Irritable bowel syndrome.
The irritable bowel syndrome (IBS) is a condition in which the large intestine, or colon, fails to function properly. It is also known as nervous indigestion, spastic colon, mucus colitis and intestinal neurosis.
The causes of IBS are not entirely clear. There is no evidence that any structural defects of the bowl are associated with IBS, but a variety of physiological, psychological and dietary factors have been identified as possible causes.
IBS has characteristic symptoms which can include a combination of any of the following: abdominal pain and distension; more frequent bowl movements with pain, or relief of pain with bowel movements; constipation; diarrhoea; excessive production of mucus in the colon; symptoms of indigestion such as flatulence, nausea and varying degrees of anxiety or depression.
Non-Gastrointestinal features of IBS are, gynaecological symptoms (premenstrual tension, dysmenorrhoea and dyspareunia), urinary symptoms (frequency, urgency, nocturia and incomplete emptying of the bladder), back pain, headaches, fatigue, poor sleeping, etc.

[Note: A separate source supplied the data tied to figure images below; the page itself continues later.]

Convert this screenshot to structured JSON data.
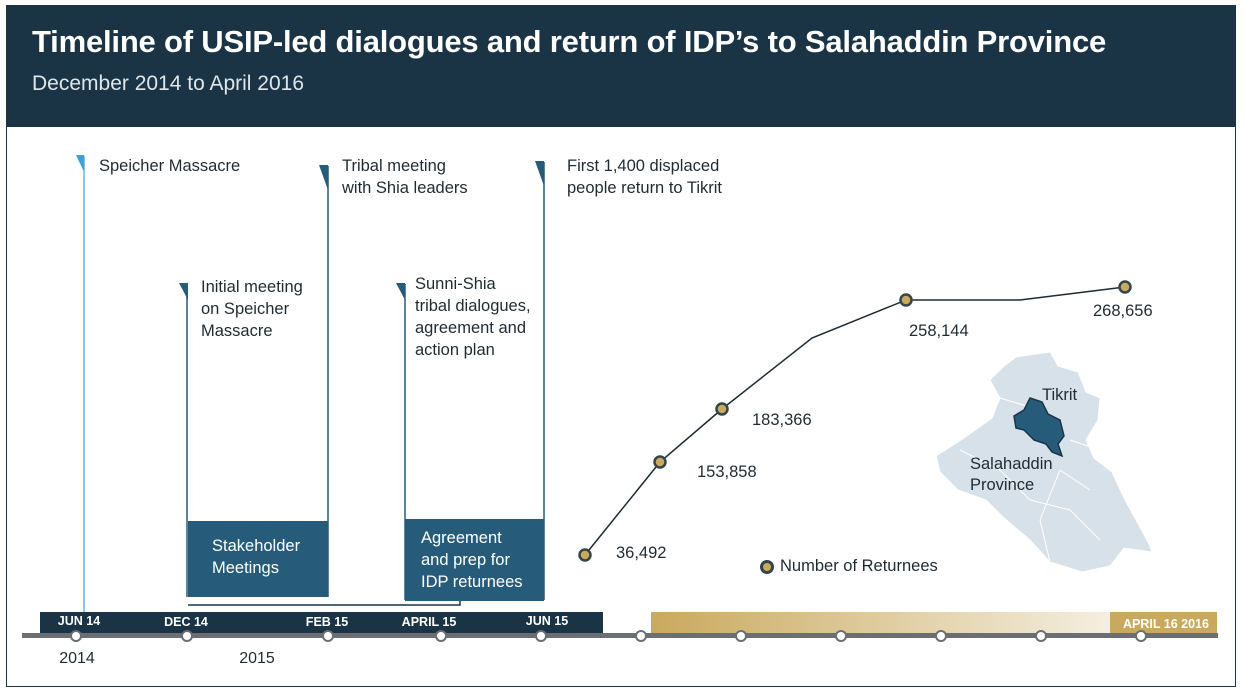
{
  "header": {
    "title": "Timeline of USIP-led dialogues and return of IDP’s to Salahaddin Province",
    "subtitle": "December 2014 to April 2016"
  },
  "events": [
    {
      "label": "Speicher Massacre"
    },
    {
      "label": "Initial meeting\non Speicher\nMassacre"
    },
    {
      "label": "Tribal meeting\nwith Shia leaders"
    },
    {
      "label": "Sunni-Shia\ntribal dialogues,\nagreement and\naction plan"
    },
    {
      "label": "First 1,400 displaced\npeople return to Tikrit"
    }
  ],
  "boxes": [
    {
      "label": "Stakeholder\nMeetings"
    },
    {
      "label": "Agreement\nand prep for\nIDP returnees"
    }
  ],
  "axis": {
    "month_labels": [
      "JUN 14",
      "DEC 14",
      "FEB 15",
      "APRIL 15",
      "JUN 15"
    ],
    "year_labels": [
      "2014",
      "2015"
    ],
    "end_label": "APRIL 16 2016"
  },
  "chart_data": {
    "type": "line",
    "series": [
      {
        "name": "Number of Returnees",
        "values": [
          36492,
          153858,
          183366,
          258144,
          268656
        ]
      }
    ],
    "value_labels": [
      "36,492",
      "153,858",
      "183,366",
      "258,144",
      "268,656"
    ]
  },
  "legend": {
    "label": "Number of Returnees"
  },
  "map": {
    "city_label": "Tikrit",
    "province_label": "Salahaddin\nProvince"
  },
  "colors": {
    "navy": "#1a3446",
    "accent_blue": "#265c7a",
    "gold": "#c9a95d",
    "axis_gray": "#6b6f72"
  }
}
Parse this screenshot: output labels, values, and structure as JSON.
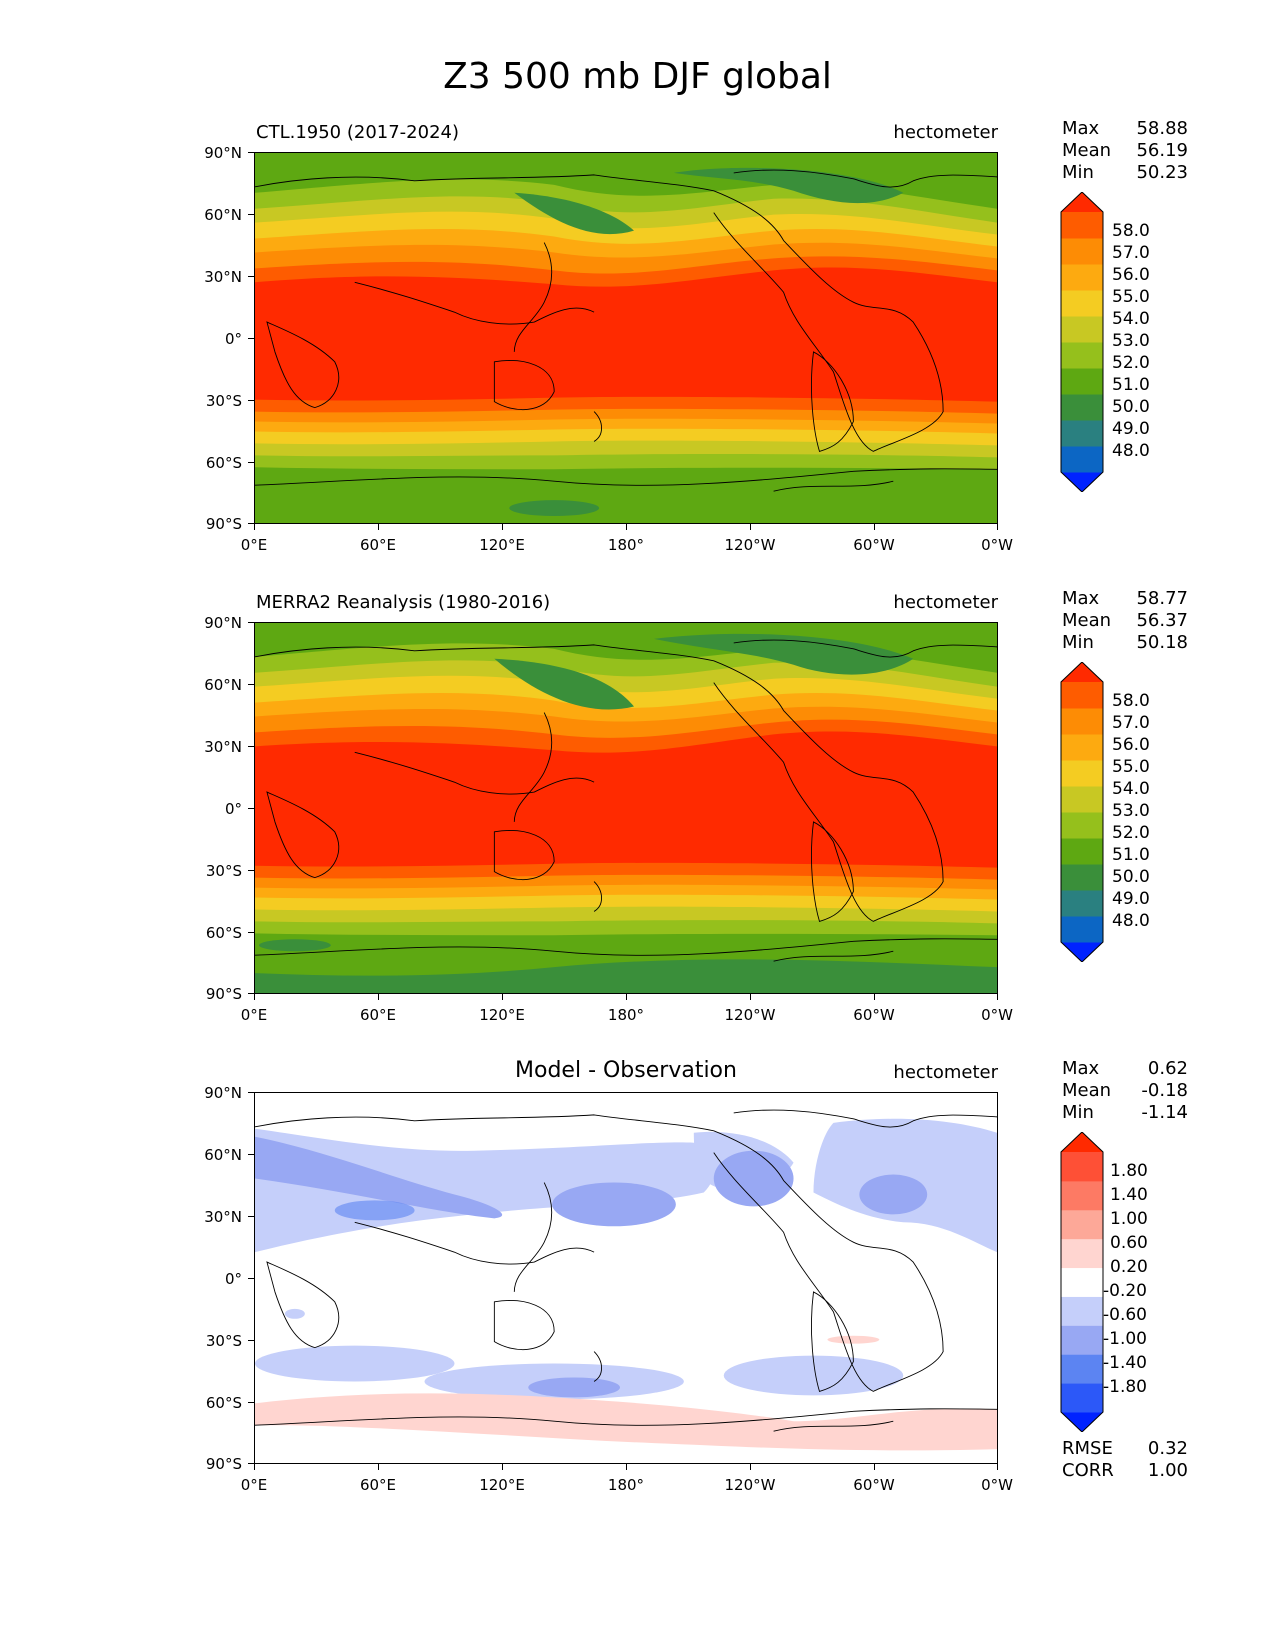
{
  "figure_title": "Z3 500 mb DJF global",
  "x_ticks": [
    "0°E",
    "60°E",
    "120°E",
    "180°",
    "120°W",
    "60°W",
    "0°W"
  ],
  "y_ticks": [
    "90°N",
    "60°N",
    "30°N",
    "0°",
    "30°S",
    "60°S",
    "90°S"
  ],
  "units": "hectometer",
  "colors": {
    "full_scale": [
      "#0022ff",
      "#0c66c4",
      "#2a8080",
      "#3a8f3a",
      "#5ea812",
      "#95c01c",
      "#c8c823",
      "#f4cc22",
      "#fdaa10",
      "#fd8c05",
      "#fe5c00",
      "#ff2a00"
    ],
    "diff_scale": [
      "#0022ff",
      "#2c58f8",
      "#5c84f2",
      "#98a8f3",
      "#c5cffa",
      "#ffffff",
      "#ffd5d0",
      "#fda898",
      "#fd7a64",
      "#fe5036",
      "#ff2a00"
    ]
  },
  "panels": [
    {
      "id": "model",
      "label": "CTL.1950 (2017-2024)",
      "units": "hectometer",
      "stats": [
        {
          "k": "Max",
          "v": "58.88"
        },
        {
          "k": "Mean",
          "v": "56.19"
        },
        {
          "k": "Min",
          "v": "50.23"
        }
      ],
      "colorbar_labels": [
        "58.0",
        "57.0",
        "56.0",
        "55.0",
        "54.0",
        "53.0",
        "52.0",
        "51.0",
        "50.0",
        "49.0",
        "48.0"
      ]
    },
    {
      "id": "obs",
      "label": "MERRA2 Reanalysis (1980-2016)",
      "units": "hectometer",
      "stats": [
        {
          "k": "Max",
          "v": "58.77"
        },
        {
          "k": "Mean",
          "v": "56.37"
        },
        {
          "k": "Min",
          "v": "50.18"
        }
      ],
      "colorbar_labels": [
        "58.0",
        "57.0",
        "56.0",
        "55.0",
        "54.0",
        "53.0",
        "52.0",
        "51.0",
        "50.0",
        "49.0",
        "48.0"
      ]
    },
    {
      "id": "diff",
      "label": "Model - Observation",
      "units": "hectometer",
      "stats": [
        {
          "k": "Max",
          "v": "0.62"
        },
        {
          "k": "Mean",
          "v": "-0.18"
        },
        {
          "k": "Min",
          "v": "-1.14"
        }
      ],
      "colorbar_labels": [
        "1.80",
        "1.40",
        "1.00",
        "0.60",
        "0.20",
        "-0.20",
        "-0.60",
        "-1.00",
        "-1.40",
        "-1.80"
      ],
      "metrics": [
        {
          "k": "RMSE",
          "v": "0.32"
        },
        {
          "k": "CORR",
          "v": "1.00"
        }
      ]
    }
  ]
}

Conditions which may mimic IBS.
Miscellaneous dietary factors such as excessive consumption of tea, coffee, carbonated beverages and simple sugars. Infectious enteritis such as amoebiasis and giardiasis.
Inflammatory bowel disease (Crohn’s disease and ulcerative colitis). Lactose intolerance. Laxative abuse. Intestinal Candidiasis.
Disturbed bacterial micro flora as a result of antibiotic or antacid use. Malabsorption diseases such as pancreatic insufficiency and coeliac disease.
Metabolic disorders such as adrenal insufficiency, diabetes mellitus and hyperthyroidism. Mechanical causes such as faecal impaction.
Diverticular disease. Cancer. Therapy. Increasing dietary fibre. The fibre from wheat bran should be avoided in people with IBS as wheat is among the most commonly implicated foods in malabsorptive and allergic conditions. Individuals will respond better to fibre from sources other than cereals, particularly water-soluble fibre like that found in vegetables, fruits, oat bran, guar, Psyllium and legumes (beans, peas, etc.). Food sensitivity. According to double-blind challenge methods, the majority of patients with IBS have at least one food intolerance and some have multiple intolerances.
Since in most cases the reaction appears not to be mediated by the immune system ,and hence, the elimination/challenge method is the least expensive food sensitivity detector and appears to yield the best results in patients with IBS.
A large number of patients feel a marked improvement when following the oligoantigenic diet. It is interesting to note that many IBS patients have other symptoms suggestive of food allergy such as heart palpitation, hyperventilation, fatigue excessive sweating headaches etc. Candidiasis. Overgrowth of Candida albicans in the digestive tract favours the development of allergic and pseudo-allergic reactions, and this makes it a complicating factor in IBS. It would be advisable to bring it under control.
Psychological factors. Almost all patients with IBS complain of mental/emotional problems such as anxiety, fatigue hostile feelings, depression and sleep disturbances. Psychotherapy in the form of biofeedback or short term counselling has sometimes proved successful.
An increase in physical exercise appears helpful for IBS patients suffering from stress. Many people find that daily leisurely walks markedly reduced symptoms Probiotics, Botanical medicines and herbal antispasmodics.
There have been excellent results obtained from the use of alternative medicines, probiotics, botanical medicines and herbal antispasmodics. these however should be prescribed by a registered naturopath and not just purchased over the counter. Since the diagnosis of IBS is typically made by exclusion, a careful diagnosis is always required.